Truffaut: "As a matter of fact, the only kind of film that are, as a rule, unanimously endorsed by all the critics are such documentaries as Naked Island--pictures that require craftsmanship but no imagination."

Hitch: "To insist that a storyteller stick to the facts is just as ridiculous as to demand of a representative painter that he show objects accurately. What's the ultimate in represnetative painting? Color photography."

More Hitch: "In the documentary the basic material has been created by God, whereas in the fiction film the director is the god; he must create life. And in the process of that creation, there are lots of feelings, forms of expression, and viewpoints that have to be juxtaposed. We should have total freedom to do as we like, just so long as it's not dull. A critic who talks to me about plausibility is a dull fellow."

Robert Cook said...

"When I first saw (VERTIGO) in the theater as a kid, I loved it. But when I watched it again as part of the Masterpiece Collection of Hitchcock's movies, I realized how much he manipulated his actors to do things people wouldn't do in real life and how much I had overrated all of his movies."

Without intending to defend VERTIGO, per se, (I've only seen it once and that was years ago and can't recall it in detail), a work of narrative is not required to adhere to "real life" in order to be a successful and even brilliant work of art. Art, by definition, is not real life, and no rules apply other than the prerogatives of the artist's vision. A narrative that is unrealistic, where the characters do not behave as they might in "real life," succeeds or fails according to the power of the artist to create a consistent and compelling "controlled dream."

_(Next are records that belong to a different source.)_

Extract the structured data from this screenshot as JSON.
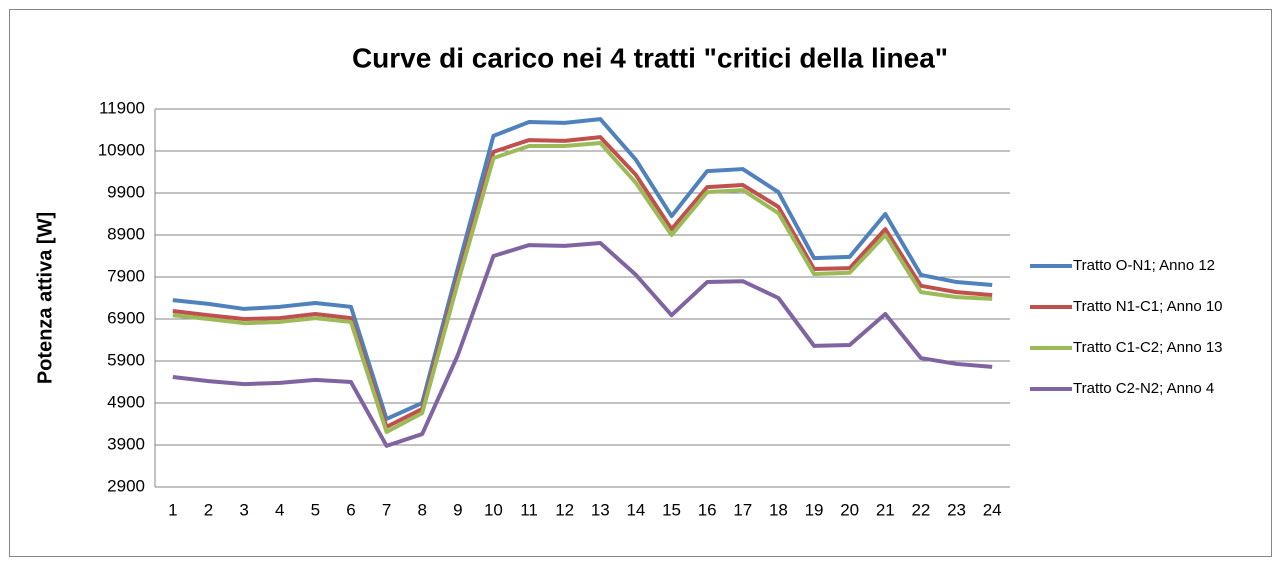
{
  "chart_data": {
    "type": "line",
    "title": "Curve di carico nei 4 tratti \"critici della linea\"",
    "y_label": "Potenza attiva [W]",
    "categories": [
      "1",
      "2",
      "3",
      "4",
      "5",
      "6",
      "7",
      "8",
      "9",
      "10",
      "11",
      "12",
      "13",
      "14",
      "15",
      "16",
      "17",
      "18",
      "19",
      "20",
      "21",
      "22",
      "23",
      "24"
    ],
    "series": [
      {
        "name": "Tratto O-N1; Anno 12",
        "color": "#4f81bd",
        "values": [
          7350,
          7260,
          7140,
          7190,
          7280,
          7190,
          4520,
          4900,
          8110,
          11260,
          11590,
          11570,
          11660,
          10690,
          9350,
          10420,
          10470,
          9920,
          8350,
          8380,
          9400,
          7950,
          7780,
          7710
        ]
      },
      {
        "name": "Tratto N1-C1; Anno 10",
        "color": "#c0504d",
        "values": [
          7090,
          6990,
          6900,
          6920,
          7020,
          6920,
          4330,
          4760,
          7880,
          10880,
          11160,
          11140,
          11230,
          10330,
          9040,
          10040,
          10090,
          9570,
          8090,
          8110,
          9040,
          7690,
          7540,
          7470
        ]
      },
      {
        "name": "Tratto C1-C2; Anno 13",
        "color": "#9bbb59",
        "values": [
          6990,
          6900,
          6800,
          6830,
          6920,
          6830,
          4210,
          4660,
          7760,
          10730,
          11020,
          11020,
          11090,
          10140,
          8900,
          9920,
          9970,
          9420,
          7970,
          8000,
          8900,
          7540,
          7420,
          7380
        ]
      },
      {
        "name": "Tratto C2-N2; Anno 4",
        "color": "#8064a2",
        "values": [
          5520,
          5420,
          5350,
          5380,
          5450,
          5400,
          3880,
          4160,
          6040,
          8400,
          8660,
          8640,
          8710,
          7950,
          6990,
          7780,
          7800,
          7400,
          6260,
          6280,
          7020,
          5970,
          5830,
          5760
        ]
      }
    ],
    "ylim": [
      2900,
      11900
    ],
    "yticks": [
      2900,
      3900,
      4900,
      5900,
      6900,
      7900,
      8900,
      9900,
      10900,
      11900
    ],
    "grid": true,
    "legend": "right"
  }
}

The films of David Lynch and Luis Bunuel, for example, are not "realistic," but the best of their works are art. There are writers whose stories and novels are similarly inscrutable if considered only by their correlation to "real life," (Kafka springs to mind).

VERTIGO is primarily a film about the sexual obsessions and fetishes of the Jimmy Stewart character. As such, it is about what is going on inside him, not a depiction of the "real" exterior world.